Permufakatan nuklir Iran menghadapi tekanan dari batas waktu - ảnh 1
Perundingan antara kelompok P5+1 dan Iran tentang masalah nuklir
(Foto: VNA)



Putaran perundingan tingkat Deputi Menteri antara Iran dan kelompok P5+1 (yang terdiri dari Inggeris, Tiongkok, Perancis, Rusia, Amerika Serikat plus Jerman) baru saja berakhir di Wina, ibukota Austria dalam suasana yang suram ketika pendirian para pihak tetap masih mengalami banyak perbedaan. Dua perbedaan pokok yang menghalangi para pihak dalam usaha mencapai permufakatan terakhir ialah peta jalan penghapusan sanksi-sanksi yang dikenakan Barat terhadap Iran dan masalah inspeksi terhadap instalasi-instalasi nuklir Iran.
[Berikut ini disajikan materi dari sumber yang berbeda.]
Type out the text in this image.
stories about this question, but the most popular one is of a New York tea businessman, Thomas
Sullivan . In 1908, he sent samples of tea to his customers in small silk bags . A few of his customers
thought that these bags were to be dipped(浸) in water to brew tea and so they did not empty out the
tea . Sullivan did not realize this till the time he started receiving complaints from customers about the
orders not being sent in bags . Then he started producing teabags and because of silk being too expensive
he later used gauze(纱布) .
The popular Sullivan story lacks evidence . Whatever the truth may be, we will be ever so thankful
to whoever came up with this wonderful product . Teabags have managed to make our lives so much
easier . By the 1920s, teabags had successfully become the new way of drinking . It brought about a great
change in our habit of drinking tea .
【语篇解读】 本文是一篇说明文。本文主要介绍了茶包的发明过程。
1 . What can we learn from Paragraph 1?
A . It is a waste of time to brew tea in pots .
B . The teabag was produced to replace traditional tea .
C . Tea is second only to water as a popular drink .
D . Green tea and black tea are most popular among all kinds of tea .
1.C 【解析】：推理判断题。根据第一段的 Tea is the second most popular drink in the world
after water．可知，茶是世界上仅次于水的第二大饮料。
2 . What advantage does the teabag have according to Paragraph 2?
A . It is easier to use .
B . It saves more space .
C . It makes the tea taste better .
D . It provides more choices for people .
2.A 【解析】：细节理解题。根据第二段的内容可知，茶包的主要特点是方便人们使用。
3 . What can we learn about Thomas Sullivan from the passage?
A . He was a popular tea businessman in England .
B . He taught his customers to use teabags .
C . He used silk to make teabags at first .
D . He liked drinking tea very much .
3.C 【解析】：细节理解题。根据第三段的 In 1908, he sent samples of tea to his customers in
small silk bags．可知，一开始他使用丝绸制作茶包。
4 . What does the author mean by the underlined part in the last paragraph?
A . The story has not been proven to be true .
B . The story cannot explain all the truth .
Selama ini, Iran tetap mengingkari semua tuduhan bahwa negara ini sedang mengembangkan bom atom dan menegaskan bahwa program nuklirnya demi tujuan damai. Oleh karena itu, Teheran dengan gigih tidak menerima aktivitas-aktivitas inspeksi terhadap instalasi-instalasi militernya.

Dalam satu gerak-gerik terkini, Dewan Keamanan Perserikatan Bangsa-Bangsa baru saja mengesahkan resolusi memperpanjang waktu kerja selama setahun lagi, sampai tanggal 9 Juli 2016, bagi kelompok pakar yang mengawasi pelaksanaan embargo terhadap Iran. Resolusi ini menekankan bahwa pengembangan jenis-jenis senjata pemusnah massal serta cara mengangkutnya akan terus menimbulkan ancaman terhadap keamanan dan perdamaian internasional.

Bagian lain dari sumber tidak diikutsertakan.